Negotiations Process Under Section Six of the Railway Labor Act

Section Six of the Railway Labor Act (RLA) provides the framework for negotiations between airlines and union. Although it may seem unduly complicated, it's actually meant to ensure that the parties are truly at an irrevocable impasse before they can take actions, such as a strike, that might harm interstate commerce.

Direct Negotiations

The first step in the RLA negotiations process is direct discussions between management and the union. Ideally, a tentative agreement is reached and ratified at this step. For us, direct negotiations began after our contract became amendable in February 2012.

The Mediation Process

Mediation & the National Mediation Board (NMB)
When progress stalls in direct negotiations, the union, management or both may file for mediation with the NMB. The NMB is the federal agency that oversees our negotiations. AFA applied for mediation in February 2015, and we have been in mediation ever since. There is no statutory time limit for the mediation process.

The President of the United States appoints the three NMB members. The Board assigns a mediator, who is a government employee, to assist the parties when negotiations break down. The mediator establishes when and where the parties will meet and may recess a case from time to time if it is deemed appropriate. The mediator may suggest solutions, offer insight or push the parties to make tough choices, but she or he has no power to force either side to accept or make a given proposal.

When the NMB believes that mediation efforts will not result in an agreement, the Board makes a "Proffer of Arbitration" to the parties, proposing to resolve the remaining issues in binding arbitration. The union or the company may also request a proffer. AFA, like most airline unions, has never accepted a proffer because submitting our issues to arbitration takes control over the terms of the contract away from the parties.

The 30-Day Cooling Off Period

If either side rejects the Proffer of Arbitration, the NMB releases the parties from mediation into a "30-day Cooling-Off Period." During the cooling off period, the NMB invites the parties to further mediate the negotiations.

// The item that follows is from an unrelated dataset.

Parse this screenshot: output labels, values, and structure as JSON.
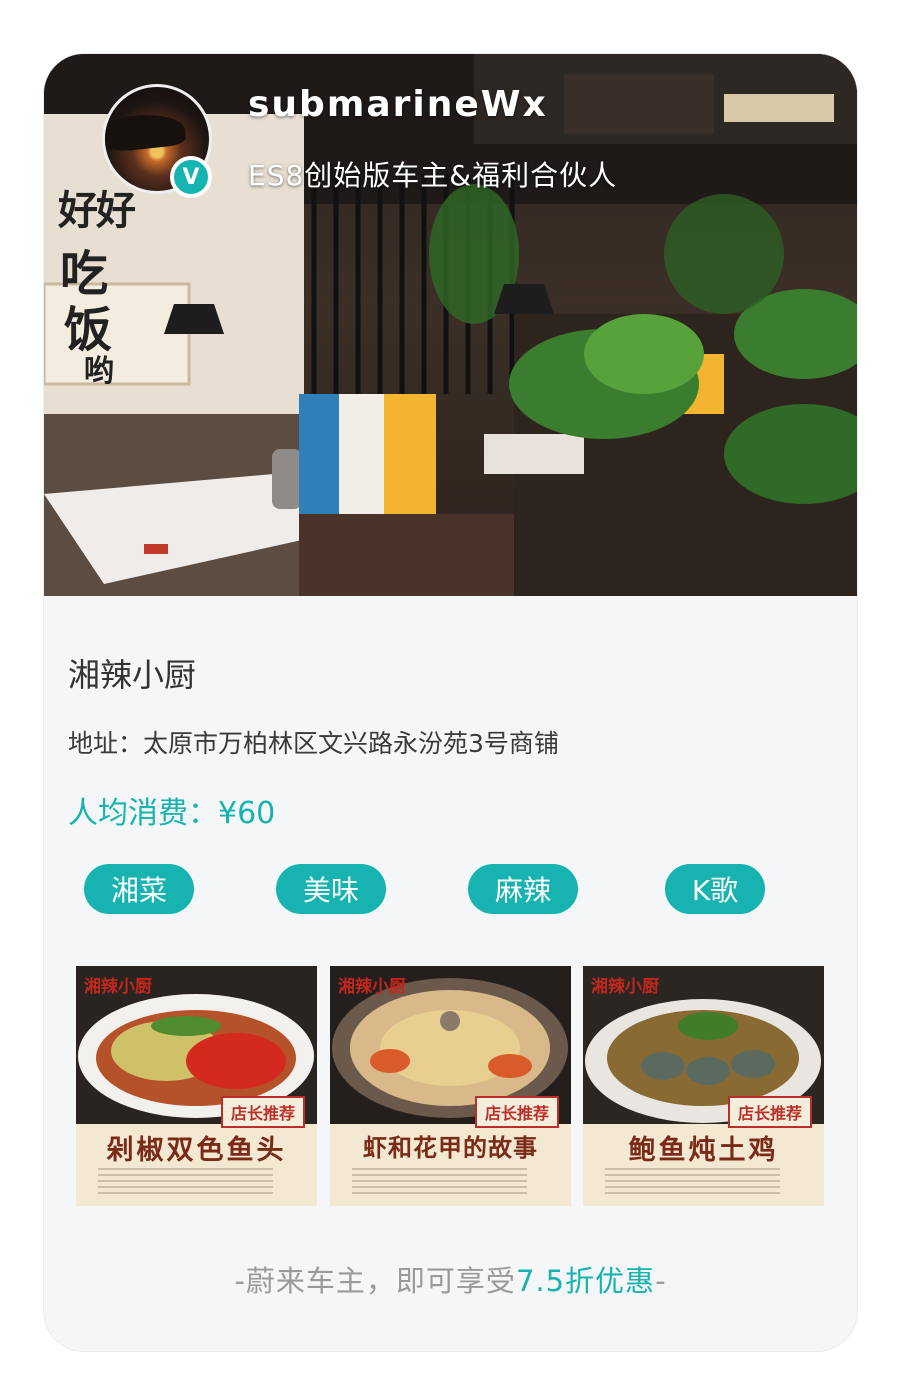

These last-minute negotiations are known as "super mediation."

The end of the 30-Day Cooling Off Period is commonly referred to as the "strike deadline," which often provides the time pressure needed to resolve the remaining issues in negotiations. The Self-Help deadline creates a  new incentive for the parties to reach an agreement. Both parties feel the pressure of Self-Help: Failing to reach an agreement by the deadline means that we would then be free to strike and that management would have the right lock us out or impose work rules.

What is Self-Help?

  • For the Union, Self-Help means engaging in activities that may inflict economic harm on the Company, up to and including a strike.
  • For the Company, Self-Help includes the right to unilaterally impose their changes to our Contract, or to lock us out (prevent us from working---in effect, a reverse strike).